Inicio todos os dias, senão a todas as horas, jornadas diferentes com o ser humano.

Não há ser mais robusto e complicado, mais sábio e ignorante, mas divertido e envolvente. O ser humano enquanto ser pequeno, bebé ou criança, vê a minha angústia, consegue perceber se estou triste ou feliz e, por isso consegue distinguir uma lágrima num oceano inteiro, o que m deixa deveras surpreso e inibido. Inacreditavelmente, num acto de facto humano de ser ingénuo e puro, a criança brinca comigo, recupera o meu sorriso; faz o seu splash-splash, que me faz cócegas; corre para mim espalhando o seu sorriso estridente entre gritos apaixonantes de alma intocável; tudo isso, nas praias que me dão abrigo e, por tal vejo-me na obrigação de lhe beijar os pés. Perante tal tolice minha, a criança grita mais, ri e corre numa alegria imensa enchendo-me o coração que é de sangue azul, mas não aristocrata, que imaginando um mundo sem crianças entristece; e chora lágrimas tal salgadas que até me sinto agoniado com o péssimo sabor da inexistência dos pequenos.

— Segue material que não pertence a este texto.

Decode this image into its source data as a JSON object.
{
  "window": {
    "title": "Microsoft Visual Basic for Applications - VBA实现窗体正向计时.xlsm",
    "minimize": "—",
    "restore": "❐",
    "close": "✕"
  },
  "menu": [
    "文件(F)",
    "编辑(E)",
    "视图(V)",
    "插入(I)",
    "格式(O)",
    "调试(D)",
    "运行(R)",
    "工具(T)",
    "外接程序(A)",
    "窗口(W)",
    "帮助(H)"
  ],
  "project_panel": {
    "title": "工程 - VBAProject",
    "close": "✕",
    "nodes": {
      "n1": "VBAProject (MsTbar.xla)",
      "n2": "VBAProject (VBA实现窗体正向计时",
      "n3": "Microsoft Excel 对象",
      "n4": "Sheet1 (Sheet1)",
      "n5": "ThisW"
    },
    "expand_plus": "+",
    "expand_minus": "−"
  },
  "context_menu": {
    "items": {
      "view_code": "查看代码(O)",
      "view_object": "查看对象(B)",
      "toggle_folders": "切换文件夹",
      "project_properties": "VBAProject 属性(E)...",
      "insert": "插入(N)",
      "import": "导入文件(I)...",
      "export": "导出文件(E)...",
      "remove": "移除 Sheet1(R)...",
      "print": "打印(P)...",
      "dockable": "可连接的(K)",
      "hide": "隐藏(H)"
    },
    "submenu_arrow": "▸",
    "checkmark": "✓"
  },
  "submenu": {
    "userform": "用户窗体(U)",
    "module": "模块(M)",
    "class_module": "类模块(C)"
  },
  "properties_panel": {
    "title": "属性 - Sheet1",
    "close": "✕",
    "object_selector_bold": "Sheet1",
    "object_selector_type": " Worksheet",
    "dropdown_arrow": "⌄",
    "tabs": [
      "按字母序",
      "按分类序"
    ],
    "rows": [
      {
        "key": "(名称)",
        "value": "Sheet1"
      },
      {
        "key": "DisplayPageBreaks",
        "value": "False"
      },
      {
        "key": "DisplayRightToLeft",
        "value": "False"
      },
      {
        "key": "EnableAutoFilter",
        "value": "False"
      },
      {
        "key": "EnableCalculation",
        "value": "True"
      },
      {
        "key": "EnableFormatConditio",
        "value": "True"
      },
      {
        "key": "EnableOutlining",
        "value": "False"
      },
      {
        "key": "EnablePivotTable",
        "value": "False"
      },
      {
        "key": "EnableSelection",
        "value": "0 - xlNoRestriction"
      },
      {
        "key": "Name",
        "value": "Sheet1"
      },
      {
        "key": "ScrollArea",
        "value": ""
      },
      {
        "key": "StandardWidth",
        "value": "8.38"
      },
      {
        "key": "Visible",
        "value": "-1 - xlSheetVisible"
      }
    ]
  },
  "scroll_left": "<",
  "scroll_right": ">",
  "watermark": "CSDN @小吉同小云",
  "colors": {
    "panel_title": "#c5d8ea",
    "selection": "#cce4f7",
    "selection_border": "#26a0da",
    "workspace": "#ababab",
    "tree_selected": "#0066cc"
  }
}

São eles que me fazem viver, nunca duvidei de tal. Mas o tempo passa, e o que ontem foi criança morena a quem eu beijei o corpo, hoje é miúdo, pré-adolescente, com manias de rebeldia e actos encantadores revolucionários. Desse pobre, eu tenho pena, nada mais que isso. É alguém que sem saber a pequenez dos seus actos tenta acordar os mais crescidos.
Em má fase se encontra, revolta-se pela incompreensão das novas obrigações que até então não existiam e da incompreensão dos pais. Mas a idade passa e dizem os humanos mais velhos que aquilo também há-de passar; no entanto eu digo que não passa, mas adormece, e com o passar dos anos vai morrendo no coração, ou acorda pelas razões erradas, todos sabemos. Eu também me revolto, mas as minhas revoluções já vão fazendo alguns estragos, quando me vejo com os nervos a flor da pele devido às guerras desumanas, às discussões sem fundamento, ao ferimento que me causa quem me esquece e me tenta destruir, quando me cortam a respiração, são gotas de agua a mais e revolto-me. Vou continente adentro, desbasto, grito, discuto, magoou. Vejo o mal que fiz, mas não e por isso que não o volto a fazer; no entanto, no momento, assombrado pela minha pertinácia, recolho as tropas e volto com as tropas para o vasto território que me foi consagrado. Passo dias ou anos, em sossego e quieto entre lágrimas e arrependimentos, porém, se me voltam a ferir o orgulho, reviro o coração de criança mimada, choro e faço quem me magoa chorar comigo. Não. Não me orgulho de ser assim, mas é feitio, e apesar de tudo, baseio-me naquela máxima de que feitio não é defeito. Às vezes paro, penso e questiono-me que idade teria na idade humana? Nunca cheguei a uma conclusão valida. Mas mesmo assim vou procurando no seu crescimento semelhanças com a minha pessoa.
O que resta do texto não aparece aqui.